Selbstwahrnehmung und Genesung
Die Berührungen und Bewegungen im Shiatsu werden von den Klientinnen und Klienten auf verschiedenen Ebenen wahrgenommen. Sie spüren, wie ihr Körper auf die Behandlung reagiert und dabei zur Ruhe kommt. Fragen zum aktuellen Körperempfinden während der Behandlung unterstützen die behandelte Person darin, die Geschehnisse im Körper und damit Muster, Bedürfnisse und Gefühle zu erspüren und sich selbst bewusster wahrzunehmen. Denn: Selbstwahrnehmung gilt als ein wesentlicher Aspekt für die Genesung. Sie erlaubt der Klientin und dem Klienten in Kontakt mit Blockaden in Gefühls-, Denk-, Haltungs- oder Handlungsmustern zu kommen. «Wichtig dabei sind das Verstehen und Einordnen der Zusammenhänge der Beschwerden mit der Lebensführung. Damit verbunden ist eine Auseinandersetzung der Klientinnen und Klienten mit sich selbst. Sie erkennen, dass sie selbst wesentlich zu ihrer Genesung beitragen können und finden die Motivation, für sich selbst einzustehen», sagt Thomas Feer. Der Naturheilpraktiker empfiehlt zudem, sich regelmässig zu bewegen – zum Beispiel mit Tai-Chi, Qigong, Yoga oder Spaziergängen. Auf zu intensives Krafttraining hingegen sollte man verzichten, weil dieses eher zu energetischen Verhärtungen führen kann. Empfehlenswert seien dagegen kreative Tätigkeiten wie Tanzen, Malen oder Musizieren.
Leber-Meridian
Wer will, kann die Leber mit einer Selbstheil-Massage in Form von Akupressur und Meridian-Massage unterstützen (siehe Info-Box). Meridiane sind Körper-Leitbahnen, die Organe, Körperfunktionen und Psyche miteinander verbinden. Die TCM unterscheidet zwischen zwölf verschiedenen Hauptmeridianen. Der Leber-Meridian verläuft vom äusseren Nagelfalzwinkel des grossen Zehs über den Fussrücken zwischen den Mittelfussknochen des ersten und zweiten Zehs, zieht vor dem Innenknöchel nach oben, kreuzt zum inneren, hinteren Rand des Schienbeins und setzt sich bis zum inneren Ende der Kniegelenksfalte fort.
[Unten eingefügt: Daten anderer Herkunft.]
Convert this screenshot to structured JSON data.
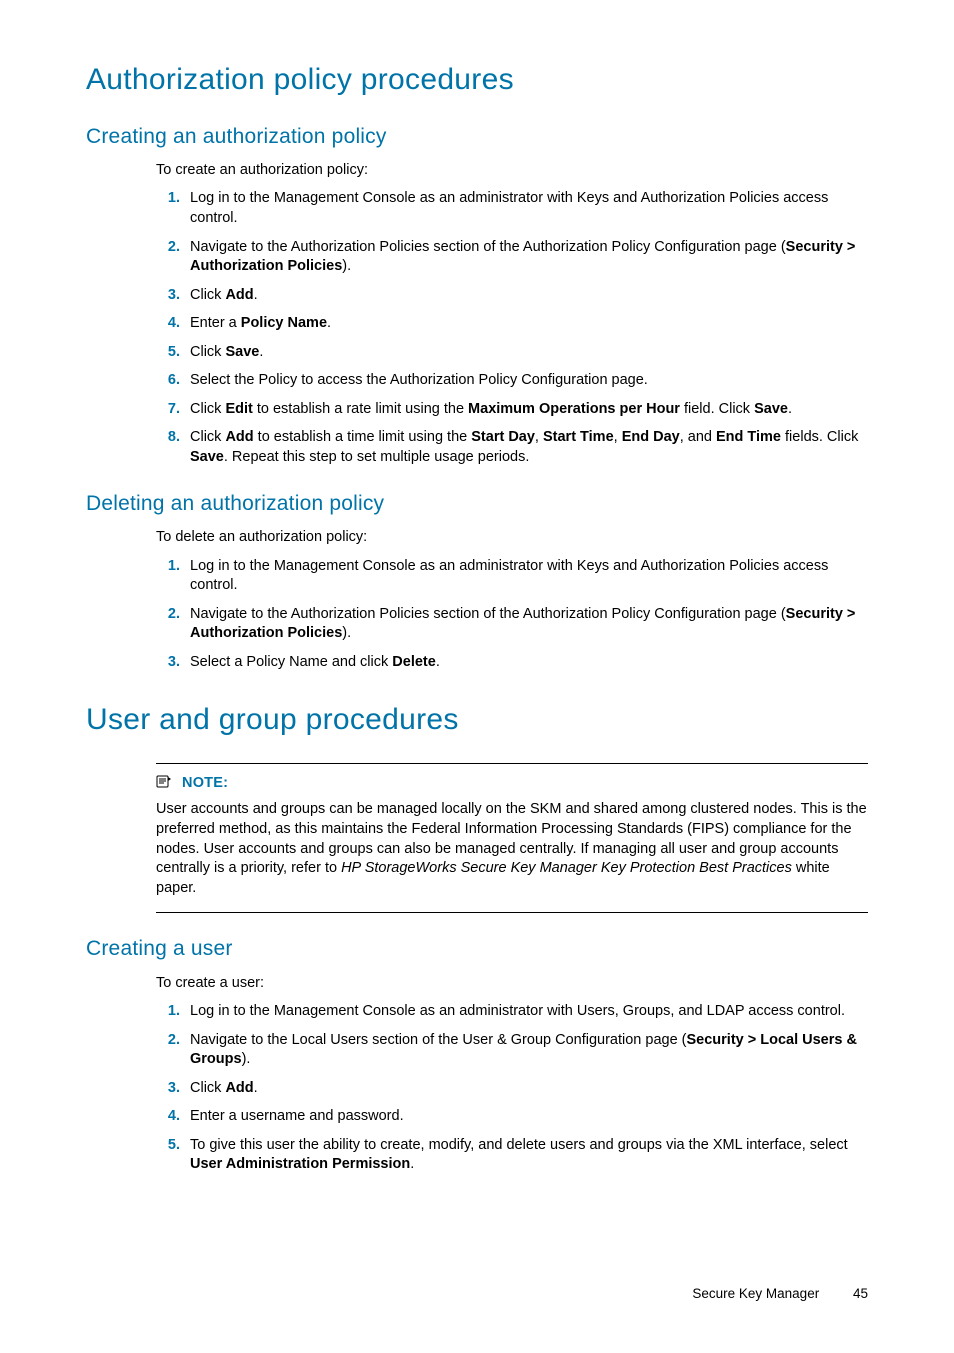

Von dort fliesst er weiter über die Mitte der Innenseite des Oberschenkels und um die äusseren Genitalien herum, weiter über die Leisten und den Seitenbereich des Bauches bis zur Spitze der elften Rippe, um in einem grossen Bogen weiterzuziehen bis auf Leberhöhe (6. Interkostalraum), senkrecht unterhalb der Brustwarze. Hier endet der äussere Verlauf des Leber-Meridians. Im Inneren des Körpers fliesst der Meridian weiter, unter anderem verbindet er sich mit der Leber und der Gallenblase oder auch den Augen.
Meridian-Massage
Als Akupressurpunkt empfiehlt sich zum Beispiel der äussere Nagelfalzwinkel des grossen Zehs – der Anfangspunkt des Lebermeridians. Empfohlen wird diese Massage bei niedrigem Blutdruck, Kreislaufkollaps, Regelkrämpfen, PMS, heftigen, plötzlichen Bauchschmerzen sowie Blähungen. Dieser Punkt sollte sanft mit dem Daumen massiert werden – dabei den Zeh mit dem Zeigefinger fixieren. Anschliessend abwechselnd links und rechts oder gleichzeitig massieren. Diese Massage wirkt entspannend, belebend und tonisierend, zudem verfeinert sie die Wahrnehmung. Die volle Wirkung entfalten solche Akupressurpunkte, wenn man vor der Massage den gesamten Leber-Meridian ausstreicht. Die beschriebene Wirkung der Übungen basiert auf den Erkenntnissen der TCM.